Inference Computation Scaling for Feature Augmentation in Recommendation Systems
Weihao Liu, Zhaocheng Du, Haiyuan Zhao, Wenbo Zhang, Xiaoyan Zhao, Gang Wang, Zhenhua Dong, Jun Xu
TL;DR
The paper addresses incomplete feature coverage and shallow descriptions in LLM-based feature augmentation for recommendations by applying inference scaling with extended Chain-of-Thought (long-CoT) reasoning. It treats feature generation as a scalable inference task with a policy model, a reward model, and search strategies (e.g., Best-of-N) to produce richer, more diverse features, achieving a $12\%$ improvement in NDCG@10 on benchmark datasets. Key contributions include (1) demonstrating inference scaling for recommendation feature augmentation, (2) linking gains to increased feature quantity and specificity, (3) analyzing how policy-model choice and search strategy affect outcomes, and (4) showing transfer of long-CoT benefits from math and coding to personalized recommendation.
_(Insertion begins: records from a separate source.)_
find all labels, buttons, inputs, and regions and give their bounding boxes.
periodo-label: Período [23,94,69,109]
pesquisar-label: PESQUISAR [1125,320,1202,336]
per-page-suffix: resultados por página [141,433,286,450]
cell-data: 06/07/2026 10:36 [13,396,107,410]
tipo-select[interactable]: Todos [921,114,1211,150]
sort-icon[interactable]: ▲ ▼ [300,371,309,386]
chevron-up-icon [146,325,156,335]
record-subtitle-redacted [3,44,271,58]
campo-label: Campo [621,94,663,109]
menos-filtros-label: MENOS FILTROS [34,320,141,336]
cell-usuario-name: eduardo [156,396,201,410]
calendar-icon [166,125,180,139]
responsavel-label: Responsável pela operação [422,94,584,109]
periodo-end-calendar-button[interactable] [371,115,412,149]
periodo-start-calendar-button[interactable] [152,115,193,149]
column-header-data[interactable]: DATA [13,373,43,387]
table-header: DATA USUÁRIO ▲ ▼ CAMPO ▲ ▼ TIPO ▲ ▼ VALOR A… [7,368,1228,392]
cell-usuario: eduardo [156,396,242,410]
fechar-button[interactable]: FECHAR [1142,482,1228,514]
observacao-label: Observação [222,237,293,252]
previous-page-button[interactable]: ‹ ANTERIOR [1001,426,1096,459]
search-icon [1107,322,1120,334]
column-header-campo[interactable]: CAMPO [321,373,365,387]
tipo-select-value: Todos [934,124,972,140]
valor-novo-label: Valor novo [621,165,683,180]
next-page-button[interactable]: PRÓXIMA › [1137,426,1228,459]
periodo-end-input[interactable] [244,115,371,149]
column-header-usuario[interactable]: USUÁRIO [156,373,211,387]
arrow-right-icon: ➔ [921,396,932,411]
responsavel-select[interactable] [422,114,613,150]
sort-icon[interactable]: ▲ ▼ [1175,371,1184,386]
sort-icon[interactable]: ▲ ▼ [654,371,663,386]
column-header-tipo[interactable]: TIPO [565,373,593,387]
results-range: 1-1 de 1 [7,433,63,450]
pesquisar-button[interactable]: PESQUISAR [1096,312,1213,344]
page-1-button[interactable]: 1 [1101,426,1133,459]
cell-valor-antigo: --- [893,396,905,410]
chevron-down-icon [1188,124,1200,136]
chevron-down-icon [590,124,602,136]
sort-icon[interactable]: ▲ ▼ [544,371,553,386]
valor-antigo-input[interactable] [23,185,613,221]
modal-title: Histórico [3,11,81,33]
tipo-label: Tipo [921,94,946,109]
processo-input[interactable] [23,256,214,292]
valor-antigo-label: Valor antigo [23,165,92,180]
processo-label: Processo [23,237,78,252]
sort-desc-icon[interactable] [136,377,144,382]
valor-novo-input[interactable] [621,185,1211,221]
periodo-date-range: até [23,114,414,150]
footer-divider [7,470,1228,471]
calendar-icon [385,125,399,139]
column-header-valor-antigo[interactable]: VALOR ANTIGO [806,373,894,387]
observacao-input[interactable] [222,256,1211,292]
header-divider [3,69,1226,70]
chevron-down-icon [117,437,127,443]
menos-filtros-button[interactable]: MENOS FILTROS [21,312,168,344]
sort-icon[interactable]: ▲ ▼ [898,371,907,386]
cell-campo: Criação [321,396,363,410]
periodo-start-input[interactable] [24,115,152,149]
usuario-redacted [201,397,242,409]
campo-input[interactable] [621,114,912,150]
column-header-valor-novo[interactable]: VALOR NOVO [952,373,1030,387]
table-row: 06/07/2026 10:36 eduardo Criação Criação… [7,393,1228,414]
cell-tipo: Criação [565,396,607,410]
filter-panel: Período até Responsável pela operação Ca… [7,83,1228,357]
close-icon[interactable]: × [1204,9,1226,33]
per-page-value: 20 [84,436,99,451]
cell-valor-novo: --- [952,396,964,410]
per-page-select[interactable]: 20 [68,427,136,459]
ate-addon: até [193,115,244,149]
The findings suggest that longer reasoning and carefully chosen search procedures can significantly improve personalization by capturing nuanced user preferences, albeit with higher computational costs and with limitations that warrant further theoretical and industrial-scale study.
Abstract
Large language models have become a powerful method for feature augmentation in recommendation systems. However, existing approaches relying on quick inference often suffer from incomplete feature coverage and insufficient specificity in feature descriptions, limiting their ability to capture fine-grained user preferences and undermining overall performance. Motivated by the recent success of inference scaling in math and coding tasks, we explore whether scaling inference can address these limitations and enhance feature quality. Our experiments show that scaling inference leads to significant improvements in recommendation performance, with a 12% increase in NDCG@10. The gains can be attributed to two key factors: feature quantity and specificity. In particular, models using extended Chain-of-Thought (CoT) reasoning generate a greater number of detailed and precise features, offering deeper insights into user preferences and overcoming the limitations of quick inference. We further investigate the factors influencing feature quantity, revealing that model choice and search strategy play critical roles in generating a richer and more diverse feature set. This is the first work to apply inference scaling to feature augmentation in recommendation systems, bridging advances in reasoning tasks to enhance personalized recommendation.